Sebagai entitas modern, negara Indonesia tidak identik dengan satu unsur. Identitas bangsa Indonesia tidak dibentuk oleh satuan-satuan budaya dan agama tertentu, karena hal itu bertentangan dengan alasan didirikannya bangsa ini dan bangsa ini sekaligus berarti mengabaikan elemen budaya dan agama lain.

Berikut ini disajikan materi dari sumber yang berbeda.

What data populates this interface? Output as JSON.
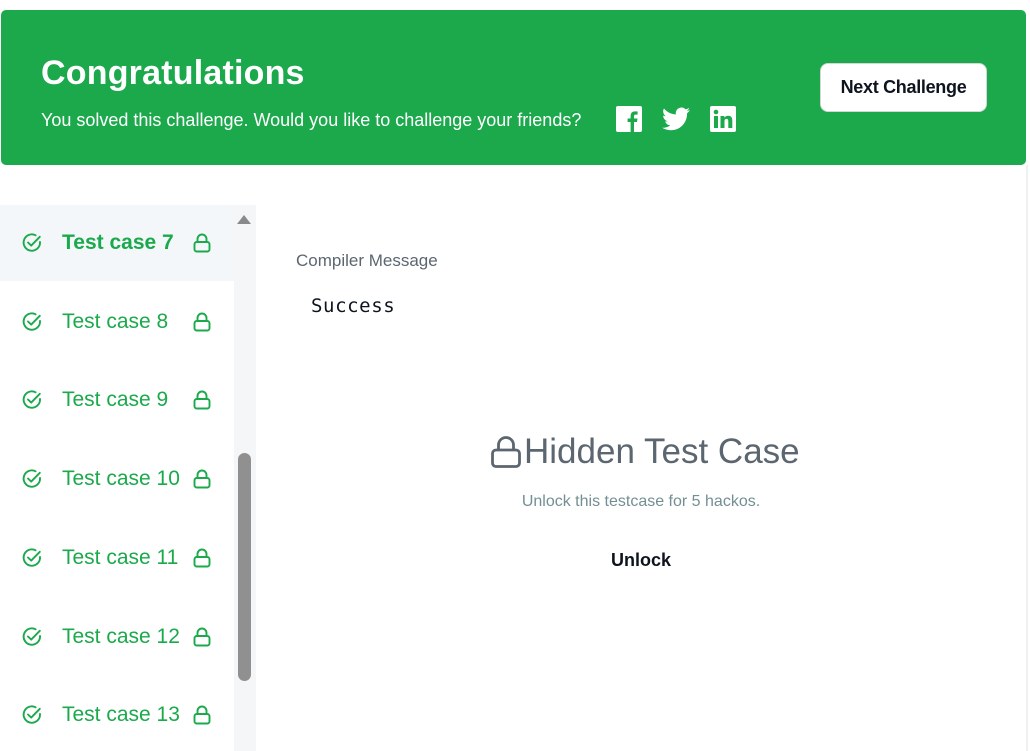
{
  "banner": {
    "title": "Congratulations",
    "subtitle": "You solved this challenge. Would you like to challenge your friends?",
    "share_icons": [
      "facebook-icon",
      "twitter-icon",
      "linkedin-icon"
    ],
    "next_button": "Next Challenge",
    "color": "#1ba94c"
  },
  "sidebar": {
    "items": [
      {
        "label": "Test case 7",
        "status": "passed",
        "locked": true,
        "active": true
      },
      {
        "label": "Test case 8",
        "status": "passed",
        "locked": true
      },
      {
        "label": "Test case 9",
        "status": "passed",
        "locked": true
      },
      {
        "label": "Test case 10",
        "status": "passed",
        "locked": true
      },
      {
        "label": "Test case 11",
        "status": "passed",
        "locked": true
      },
      {
        "label": "Test case 12",
        "status": "passed",
        "locked": true
      },
      {
        "label": "Test case 13",
        "status": "passed",
        "locked": true
      }
    ],
    "pass_color": "#1ba94c"
  },
  "main": {
    "compiler_label": "Compiler Message",
    "compiler_message": "Success",
    "hidden_title": "Hidden Test Case",
    "hidden_desc": "Unlock this testcase for 5 hackos.",
    "unlock_button": "Unlock"
  }
}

Indonesia berdiri menjulang bukan karena punya satu budaya dan satu agama, tapi justru berdiri di atas ragam budaya, ragam keyakinan dan ragam suku. Karena itu, tak ada satu suku, satu kelompok keyakinan juga organisasi yang berhak mengidentikkan negara ini dengan keyakinan dan budayanya sendiri secara eksklusif. Kebhinnekaan adalah identitas dan fondasinya. Karena itu pula, cap “transnasional” yang dijadikan vonis salah satu kelompok atau ormas atas kelompok dan ormas lain kehilangan relevansi.[*]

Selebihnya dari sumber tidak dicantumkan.